Interpellation – Moratoire concernant l’implémentation des nouveaux médecins : nous avons un besoin urgent de savoir où nous allons !

Stéphane Montangero, député, président du PS vaudois – Interpellation publiée le 12 janvier 2016

Le 18 décembre dernier, la majorité UDC-PLR du Conseil national a torpillé, lors du vote final, sans un mot d’explication, un projet de loi qui visait à prolonger la possibilité pour les cantons de limiter l’installation de nouveaux médecins en provenance de l’Union européenne (UE), alors que pas moins de 18 cantons en font usage à satisfaction. Depuis les accords de libre circulation, tout médecin issu d’un pays membre de l’UE voit en effet ses titres automatiquement admis en Suisse. Seule une clause du besoin, laissée à l’appréciation des cantons, permet donc d’éviter l’installation illimitée de spécialistes européens attirés dans une large mesure par des tarifs médicaux élevés.

Au cours des 12 dernières années, nous n’avons vécu qu’une seule courte période de 18 mois sans clause du besoin, entre janvier 2012 et juin 2013. Au cours de ces 18 mois, les installations de spécialistes dans les villes vaudoises ont plus que doublé, générant un rebond des coûts jusque-là bien maîtrisés. Or, la droite, à l’instigation des assureurs, vient d’interdire cet unique moyen de régulation qu’elle avait dû accepter de réintroduire en catastrophe il y a moins de 3 ans. Cela corrobore la moyenne établie par SantéSuisse, selon laquelle chaque nouveau spécialiste installé sur le territoire coûte en moyenne 500’000 francs de plus à la LAMal et est donc finalement à la charge des assuré-e-s.

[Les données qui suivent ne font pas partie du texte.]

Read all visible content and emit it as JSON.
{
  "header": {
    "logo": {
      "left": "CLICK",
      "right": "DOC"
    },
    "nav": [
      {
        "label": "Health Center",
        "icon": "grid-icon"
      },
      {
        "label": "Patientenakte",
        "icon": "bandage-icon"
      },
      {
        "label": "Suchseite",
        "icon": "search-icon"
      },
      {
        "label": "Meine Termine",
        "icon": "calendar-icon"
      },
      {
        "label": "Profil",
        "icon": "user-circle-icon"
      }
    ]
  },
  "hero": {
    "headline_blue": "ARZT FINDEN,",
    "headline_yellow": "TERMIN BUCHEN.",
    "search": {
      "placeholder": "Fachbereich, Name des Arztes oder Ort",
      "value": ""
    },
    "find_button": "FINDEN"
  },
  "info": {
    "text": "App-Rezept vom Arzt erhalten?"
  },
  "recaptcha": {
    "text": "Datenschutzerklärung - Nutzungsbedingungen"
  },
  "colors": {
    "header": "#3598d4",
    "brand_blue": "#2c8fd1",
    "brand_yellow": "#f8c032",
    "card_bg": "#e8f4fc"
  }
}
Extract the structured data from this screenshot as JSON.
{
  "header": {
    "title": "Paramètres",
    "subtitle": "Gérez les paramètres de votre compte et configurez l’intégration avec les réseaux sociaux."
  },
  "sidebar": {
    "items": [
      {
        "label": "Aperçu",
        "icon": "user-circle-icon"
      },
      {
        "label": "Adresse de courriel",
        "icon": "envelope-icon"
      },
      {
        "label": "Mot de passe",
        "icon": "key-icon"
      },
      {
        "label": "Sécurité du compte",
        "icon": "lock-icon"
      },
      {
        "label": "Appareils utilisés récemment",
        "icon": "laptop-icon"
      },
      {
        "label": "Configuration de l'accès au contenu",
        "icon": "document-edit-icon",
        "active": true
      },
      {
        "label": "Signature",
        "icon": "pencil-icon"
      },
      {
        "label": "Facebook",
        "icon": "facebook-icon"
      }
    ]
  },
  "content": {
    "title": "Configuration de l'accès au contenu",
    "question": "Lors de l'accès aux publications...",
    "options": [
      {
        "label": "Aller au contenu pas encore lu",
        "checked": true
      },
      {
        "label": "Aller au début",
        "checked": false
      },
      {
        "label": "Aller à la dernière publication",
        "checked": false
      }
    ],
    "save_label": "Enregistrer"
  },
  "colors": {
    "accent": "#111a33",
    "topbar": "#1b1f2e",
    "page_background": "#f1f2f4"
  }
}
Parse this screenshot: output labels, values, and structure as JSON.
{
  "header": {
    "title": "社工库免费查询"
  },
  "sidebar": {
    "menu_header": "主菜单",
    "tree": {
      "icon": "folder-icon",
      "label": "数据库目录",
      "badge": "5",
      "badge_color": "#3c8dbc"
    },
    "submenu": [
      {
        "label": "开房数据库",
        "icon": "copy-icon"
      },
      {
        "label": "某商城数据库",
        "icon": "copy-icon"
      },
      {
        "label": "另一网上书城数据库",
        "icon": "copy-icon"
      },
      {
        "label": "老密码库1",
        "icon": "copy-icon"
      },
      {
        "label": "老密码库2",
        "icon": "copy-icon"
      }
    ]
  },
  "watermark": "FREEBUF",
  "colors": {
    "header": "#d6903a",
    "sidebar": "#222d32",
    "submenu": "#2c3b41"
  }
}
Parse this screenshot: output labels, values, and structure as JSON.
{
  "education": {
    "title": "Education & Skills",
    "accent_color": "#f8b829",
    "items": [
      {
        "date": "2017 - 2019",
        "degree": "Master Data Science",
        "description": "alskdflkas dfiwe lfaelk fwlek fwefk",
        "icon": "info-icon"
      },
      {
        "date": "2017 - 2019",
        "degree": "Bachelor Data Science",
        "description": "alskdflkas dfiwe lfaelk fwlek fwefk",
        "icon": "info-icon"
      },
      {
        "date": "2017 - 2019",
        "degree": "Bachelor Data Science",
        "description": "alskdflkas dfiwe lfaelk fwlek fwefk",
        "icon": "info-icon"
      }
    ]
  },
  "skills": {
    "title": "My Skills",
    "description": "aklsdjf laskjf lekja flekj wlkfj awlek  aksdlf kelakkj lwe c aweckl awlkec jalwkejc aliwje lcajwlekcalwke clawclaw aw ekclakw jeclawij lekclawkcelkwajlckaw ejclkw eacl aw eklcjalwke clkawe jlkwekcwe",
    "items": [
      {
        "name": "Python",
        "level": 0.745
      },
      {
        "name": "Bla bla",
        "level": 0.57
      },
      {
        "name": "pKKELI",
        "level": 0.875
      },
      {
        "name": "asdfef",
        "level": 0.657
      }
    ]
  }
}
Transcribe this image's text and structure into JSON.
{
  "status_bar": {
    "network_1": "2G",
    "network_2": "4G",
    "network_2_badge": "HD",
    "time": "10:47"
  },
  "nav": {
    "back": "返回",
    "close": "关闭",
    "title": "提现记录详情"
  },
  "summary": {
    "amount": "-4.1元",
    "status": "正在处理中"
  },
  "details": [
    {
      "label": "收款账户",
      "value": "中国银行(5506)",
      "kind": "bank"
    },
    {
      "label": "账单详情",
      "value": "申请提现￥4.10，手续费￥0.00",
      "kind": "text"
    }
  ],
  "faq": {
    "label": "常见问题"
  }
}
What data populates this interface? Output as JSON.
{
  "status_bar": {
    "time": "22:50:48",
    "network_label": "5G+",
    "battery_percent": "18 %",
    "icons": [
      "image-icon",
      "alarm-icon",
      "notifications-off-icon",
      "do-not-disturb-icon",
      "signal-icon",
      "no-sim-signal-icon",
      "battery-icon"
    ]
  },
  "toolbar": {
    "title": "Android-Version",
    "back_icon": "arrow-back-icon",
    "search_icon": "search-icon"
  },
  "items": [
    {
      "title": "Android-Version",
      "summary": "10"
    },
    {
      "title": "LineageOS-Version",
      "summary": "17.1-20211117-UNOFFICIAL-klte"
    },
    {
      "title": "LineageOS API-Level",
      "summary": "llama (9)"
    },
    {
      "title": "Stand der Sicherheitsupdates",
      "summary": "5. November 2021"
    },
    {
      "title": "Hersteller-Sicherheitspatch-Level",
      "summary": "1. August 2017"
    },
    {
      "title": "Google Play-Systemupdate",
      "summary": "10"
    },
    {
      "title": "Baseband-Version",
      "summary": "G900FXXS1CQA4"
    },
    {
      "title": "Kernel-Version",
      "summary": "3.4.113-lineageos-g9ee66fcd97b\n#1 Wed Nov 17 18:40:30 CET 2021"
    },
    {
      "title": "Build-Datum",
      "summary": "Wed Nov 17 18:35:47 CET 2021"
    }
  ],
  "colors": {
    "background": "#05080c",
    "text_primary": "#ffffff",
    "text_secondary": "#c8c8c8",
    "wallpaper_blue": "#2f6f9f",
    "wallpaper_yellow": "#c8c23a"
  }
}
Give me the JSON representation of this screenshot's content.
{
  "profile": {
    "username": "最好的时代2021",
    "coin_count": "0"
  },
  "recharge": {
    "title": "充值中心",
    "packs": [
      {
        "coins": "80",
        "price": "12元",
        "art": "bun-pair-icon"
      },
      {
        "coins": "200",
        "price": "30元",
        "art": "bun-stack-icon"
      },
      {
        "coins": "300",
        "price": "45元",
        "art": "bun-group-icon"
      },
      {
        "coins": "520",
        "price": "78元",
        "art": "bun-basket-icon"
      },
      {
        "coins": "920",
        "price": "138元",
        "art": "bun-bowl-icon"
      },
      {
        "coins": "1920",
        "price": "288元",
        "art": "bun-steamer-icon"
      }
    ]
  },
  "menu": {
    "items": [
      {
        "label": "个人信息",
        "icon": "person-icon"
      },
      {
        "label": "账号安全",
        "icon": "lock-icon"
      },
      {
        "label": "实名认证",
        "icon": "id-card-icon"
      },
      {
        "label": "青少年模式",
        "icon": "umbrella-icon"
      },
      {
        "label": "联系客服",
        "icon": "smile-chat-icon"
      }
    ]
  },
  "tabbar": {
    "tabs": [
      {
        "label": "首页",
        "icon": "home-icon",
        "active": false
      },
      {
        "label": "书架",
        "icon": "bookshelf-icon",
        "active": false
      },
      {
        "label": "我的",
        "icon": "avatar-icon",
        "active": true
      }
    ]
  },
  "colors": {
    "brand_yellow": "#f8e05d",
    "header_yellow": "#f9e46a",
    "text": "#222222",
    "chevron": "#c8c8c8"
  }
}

Depuis, malgré les nombreuses protestations émises tant par des ministres cantonaux de la santé que par diverses associations de défense des assuré-e-s et de professionnels de la santé, nous avons droit à de grandes déclarations pour indiquer, à l’instar de la vice-présidente du PLR Suisse Isabelle Moret, qu’« Il ne faut pas craindre son abandon, qui n’aura pas les effets catastrophiques annoncés par certains. » Enfin, on sent, derrière les solutions abracadabrantesques qui sont présentées, la volonté d’aller vers la suppression du libre choix du médecin, cette mal-nommée « liberté de contracter », vision des assureurs.

Dans ce contexte tendu, la population a besoin de réponses claires à quelques questions simples, à commencer par le droit de savoir si la décision du Conseil national, pour autant que rien ne change dans les prochains mois sous la coupole, aura des effets sur les coûts de la santé, respectivement sur les primes d’assurance maladie.

Nous posons donc les questions suivantes au Conseil d’Etat :

  1. 1)  Quelles sont les marges de manœuvre du canton pour pallier le manque de cet outil de régulation utilisé jusqu’à présent ?
  2. 2)  Quelles seront les conséquences financières ou autres pour les assuré-e-s vaudois dès juillet prochain ?
  3. 3)  Doit-on prévoir une hausse substantielle des primes 2017 ? Si oui, quels seront les coûts pour les assuré-e-s, tant en moyenne que pour les maxima ? Ainsi que pour le canton et / ou les communes ?
  4. 4)  Les fossoyeurs du moratoire présentent comme solution « miracle » une révision profonde des tarifs médicaux qui tiendrait compte de la densité médicale variable des spécialistes sur le territoire. Comment le Conseil d’Etat apprécie-t-il cette proposition ?

Nous remercions d’avance le Conseil d’Etat pour ses réponses rapides.